The dirt road beneath my feet turned into a stone walkway and a great carved staircase that led up into the dark sky. I raised my foot for the first step, but Neven tripped into it, nearly pulling me down.
“Ah, sorry, mind the stairs,” Hiro said from somewhere in front of us. “You can hear my footsteps, yes?”
“It’s fine,” I said. Neven crushed my hand tighter against his arm and stumbled up the first step.
“I forget that not everyone can navigate the darkness when they first arrive,” Hiro said. “You’ll get used to it, I promise.”
As we climbed upward, the endless staircase opened up to a stone courtyard with a massive archway, three layers of sloped roofs rising like a tremendous crown above it. As we passed under it, our footsteps rang as hollow echoes against the stone walls. Other footsteps joined Hiro’s, and soon a crowd of worshippers swallowed the sound of his steps and breathing.

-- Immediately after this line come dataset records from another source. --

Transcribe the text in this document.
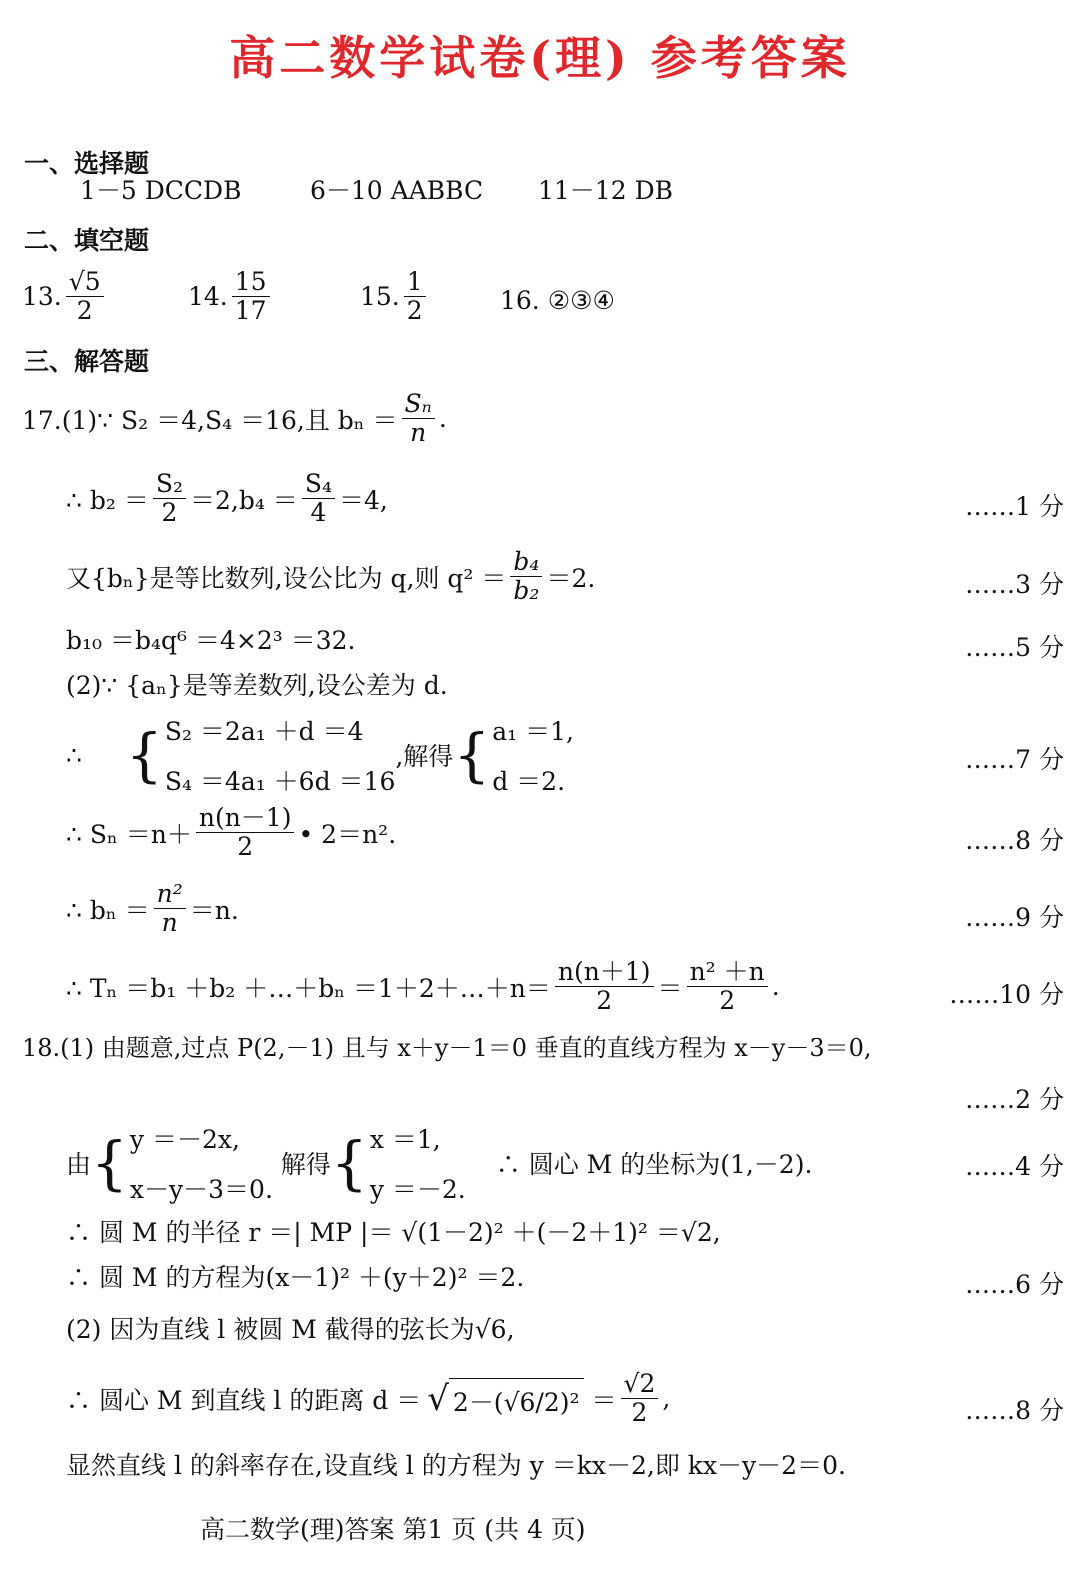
高二数学试卷(理) 参考答案
一、选择题
1－5 DCCDB	6－10 AABBC 11－12 DB
二、填空题
13. $\frac{√5}{2}$	14. $\frac{15}{17}$	15. $\frac{1}{2}$	16. ②③④
三、解答题
17.(1)∵ S₂ ＝4,S₄ ＝16,且 $b_n = \frac{\text{Sₙ}}{n}$ .
∴ $b_2 = \frac{\text{S₂}}{2} =2,b_4 = \frac{\text{S₄}}{4} =4$,	……1 分
又{bₙ}是等比数列,设公比为 q,则 $q^2 = \frac{\text{b₄}}{\text{b₂}} =2$.	……3 分
b₁₀ ＝b₄q⁶ ＝4×2³ ＝32.	……5 分
(2)∵ {aₙ}是等差数列,设公差为 d.
∴ { S₂ ＝2a₁ ＋d ＝4
S₄ ＝4a₁ ＋6d ＝16
,解得 { a₁ ＝1,
d ＝2.
……7 分
∴ $S_n =n+ \frac{n(n-1)}{2}$ • 2＝n².	……8 分
∴ $b_n = \frac{\text{n²}}{n} =n$.	……9 分
∴ Tₙ ＝b₁ ＋b₂ ＋…＋bₙ ＝1＋2＋…＋n＝ $\frac{n(n+1)}{2} = \frac{\text{n² ＋n}}{2}$ .	……10 分
18.(1) 由题意,过点 P(2,－1) 且与 x＋y－1＝0 垂直的直线方程为 x－y－3＝0,
……2 分
由 { y ＝－2x,
x－y－3＝0.
解得 { x ＝1,
y ＝－2.
∴ 圆心 M 的坐标为(1,－2).	……4 分
∴ 圆 M 的半径 r ＝| MP |＝ √(1－2)² ＋(－2＋1)² ＝√2,
∴ 圆 M 的方程为(x－1)² ＋(y＋2)² ＝2.	……6 分
(2) 因为直线 l 被圆 M 截得的弦长为√6,
∴ 圆心 M 到直线 l 的距离 d ＝ √ $2-(√6/2)^2 = \frac{√2}{2}$ ,	……8 分
显然直线 l 的斜率存在,设直线 l 的方程为 y ＝kx－2,即 kx－y－2＝0.
高二数学(理)答案 第1 页 (共 4 页)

“What’s happening?” Neven said, pressing closer to me.
“Other people came to pray,” Hiro said. “Let’s not disturb them.”
I sensed him moving through the crowd, but I struggled to follow his path as the murmurs of the worshippers covered the sound of his footsteps. I couldn’t merely scan the crowd and locate him, because everyone had melded into a homogenous People, my senses duller than if I could actually see. I sensed them bowing and taking off their shoes, but I couldn’t comb Hiro from the mass.

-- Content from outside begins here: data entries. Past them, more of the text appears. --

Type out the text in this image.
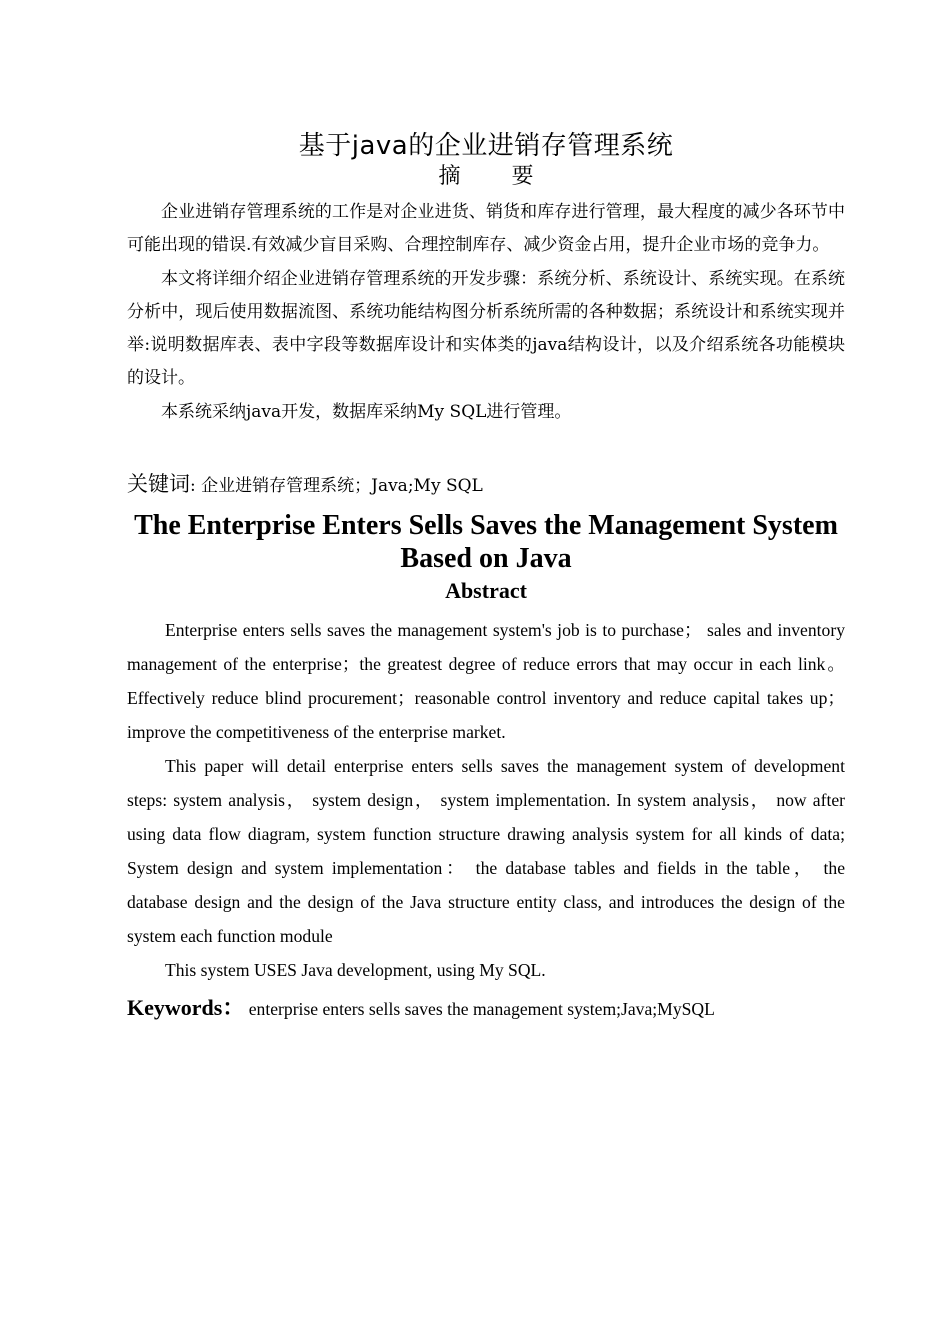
基于java的企业进销存管理系统
摘 要

企业进销存管理系统的工作是对企业进货、销货和库存进行管理，最大程度的减少各环节中可能出现的错误.有效减少盲目采购、合理控制库存、减少资金占用，提升企业市场的竞争力。

本文将详细介绍企业进销存管理系统的开发步骤：系统分析、系统设计、系统实现。在系统分析中，现后使用数据流图、系统功能结构图分析系统所需的各种数据；系统设计和系统实现并举:说明数据库表、表中字段等数据库设计和实体类的java结构设计，以及介绍系统各功能模块的设计。

本系统采纳java开发，数据库采纳My SQL进行管理。

关键词: 企业进销存管理系统；Java;My SQL
The Enterprise Enters Sells Saves the Management System Based on Java
Abstract

Enterprise enters sells saves the management system's job is to purchase； sales and inventory management of the enterprise；the greatest degree of reduce errors that may occur in each link。 Effectively reduce blind procurement；reasonable control inventory and reduce capital takes up； improve the competitiveness of the enterprise market.

This paper will detail enterprise enters sells saves the management system of development steps: system analysis， system design， system implementation. In system analysis， now after using data flow diagram, system function structure drawing analysis system for all kinds of data; System design and system implementation： the database tables and fields in the table， the database design and the design of the Java structure entity class, and introduces the design of the system each function module

This system USES Java development, using My SQL.

Keywords： enterprise enters sells saves the management system;Java;MySQL
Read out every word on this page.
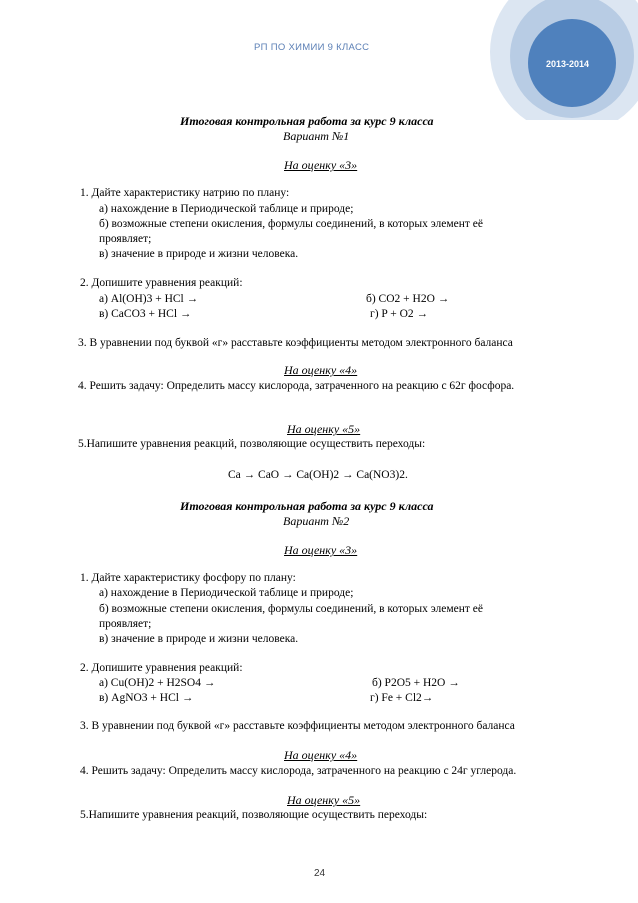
2013-2014
РП ПО ХИМИИ 9 КЛАСС
Итоговая контрольная работа за курс 9 класса
Вариант №1
На оценку «3»
1. Дайте характеристику натрию по плану:
а) нахождение в Периодической таблице и природе;
б) возможные степени окисления, формулы соединений, в которых элемент её
проявляет;
в) значение в природе и жизни человека.
2. Допишите уравнения реакций:
а) Al(OH)3 + HCl →	б) CO2 + H2O →
в) CaCO3 + HCl →	г) P + O2 →
3. В уравнении под буквой «г» расставьте коэффициенты методом электронного баланса
На оценку «4»
4. Решить задачу: Определить массу кислорода, затраченного на реакцию с 62г фосфора.
На оценку «5»
5.Напишите уравнения реакций, позволяющие осуществить переходы:
Ca → CaO → Ca(OH)2 → Ca(NO3)2.
Итоговая контрольная работа за курс 9 класса
Вариант №2
На оценку «3»
1. Дайте характеристику фосфору по плану:
а) нахождение в Периодической таблице и природе;
б) возможные степени окисления, формулы соединений, в которых элемент её
проявляет;
в) значение в природе и жизни человека.
2. Допишите уравнения реакций:
а) Cu(OH)2 + H2SO4 →	б) P2O5 + H2O →
в) AgNO3 + HCl →	г) Fe + Cl2→
3. В уравнении под буквой «г» расставьте коэффициенты методом электронного баланса
На оценку «4»
4. Решить задачу: Определить массу кислорода, затраченного на реакцию с 24г углерода.
На оценку «5»
5.Напишите уравнения реакций, позволяющие осуществить переходы:
24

I felt a magnetic pull to my left, not unlike the pull of Death, and turned around in instinctive obedience.
Hiro stood by the wooden archway of a nearby garden, watching me. His face was the sharpest image I’d sensed in the dreamy hellscape of the darkness. His eyes were the smooth black of stones washed up on the shore, patient and impartial. His skin glowed brighter than I’d ever seen, like the shimmer of moonlight on the changing waves. Even though the world felt hazy, he was perfectly clear.

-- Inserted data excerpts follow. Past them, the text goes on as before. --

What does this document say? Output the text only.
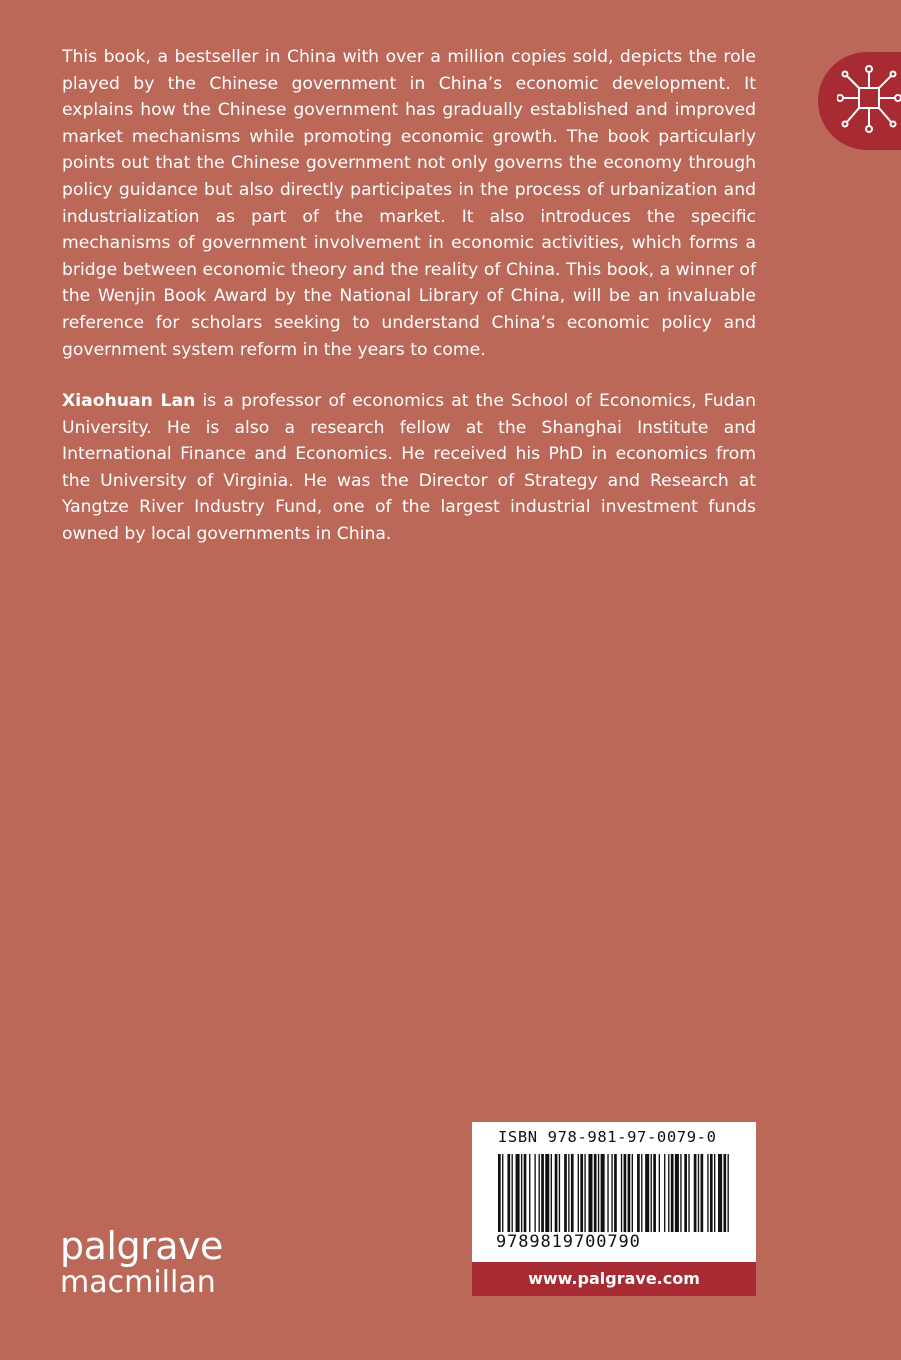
This book, a bestseller in China with over a million copies sold, depicts the role played by the Chinese government in China’s economic development. It explains how the Chinese government has gradually established and improved market mechanisms while promoting economic growth. The book particularly points out that the Chinese government not only governs the economy through policy guidance but also directly participates in the process of urbanization and industrialization as part of the market. It also introduces the specific mechanisms of government involvement in economic activities, which forms a bridge between economic theory and the reality of China. This book, a winner of the Wenjin Book Award by the National Library of China, will be an invaluable reference for scholars seeking to understand China’s economic policy and government system reform in the years to come.

Xiaohuan Lan is a professor of economics at the School of Economics, Fudan University. He is also a research fellow at the Shanghai Institute and International Finance and Economics. He received his PhD in economics from the University of Virginia. He was the Director of Strategy and Research at Yangtze River Industry Fund, one of the largest industrial investment funds owned by local governments in China.

palgrave
macmillan
ISBN 978-981-97-0079-0
9789819700790
www.palgrave.com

But something about his expression was strange. Perhaps my weak night vision couldn’t parse the nuances of his face, but his eyes seemed to watch me too deeply, like they were unwrapping the layers of skin and flesh and trying to determine the color of my soul.
I pulled Neven toward Hiro, and as we drew closer, the strange hollowness in his eyes disappeared. A gentle breeze sighed through the garden behind us and blew the scent of lake and lotus to us as he uncrossed his arms.
“You can see in the dark,” Hiro said.
Neven flinched, clearly not expecting his voice so close.
“Yes,” I said.
“You can?” Neven said, with the clear implication of why didn’t you tell me?
“Shinigami can,” Hiro said, smiling. “How interesting.”
“Were you testing me?” I said, frowning.
Hiro laughed, somehow melting away my anger. “I was only curious what a half Shinigami can do,” he said. Then he turned and walked off through the garden, his footsteps loud on the jagged stone path.
I led Neven through the garden to a large open-air shrine crowded with worshippers. The fevered whispers of their prayers echoed in my ears as I stepped around their bodies. I tugged Neven closer to me so that he wouldn’t step on any of the dead and followed Hiro through the masses. We slid through the crowd and arrived at the biggest building yet—a castle mounted on a gray stone foundation high above the ground.
Like an ink painting, the edges of the monochrome castle bled into the wet darkness. The lines between reality and illusion blurred, not like the dreamy haze of Yomi’s town center but as a nightmarish smear of blackness raked across the sky. The castle towered ten stories high, each story marked with a sloped rooftop that flared up and out, the corners sharp as claws. What an extravagant castle that most people would never see.
“This is her palace,” Hiro said. “I can’t promise that she’ll see you, but you can ask for an audience.”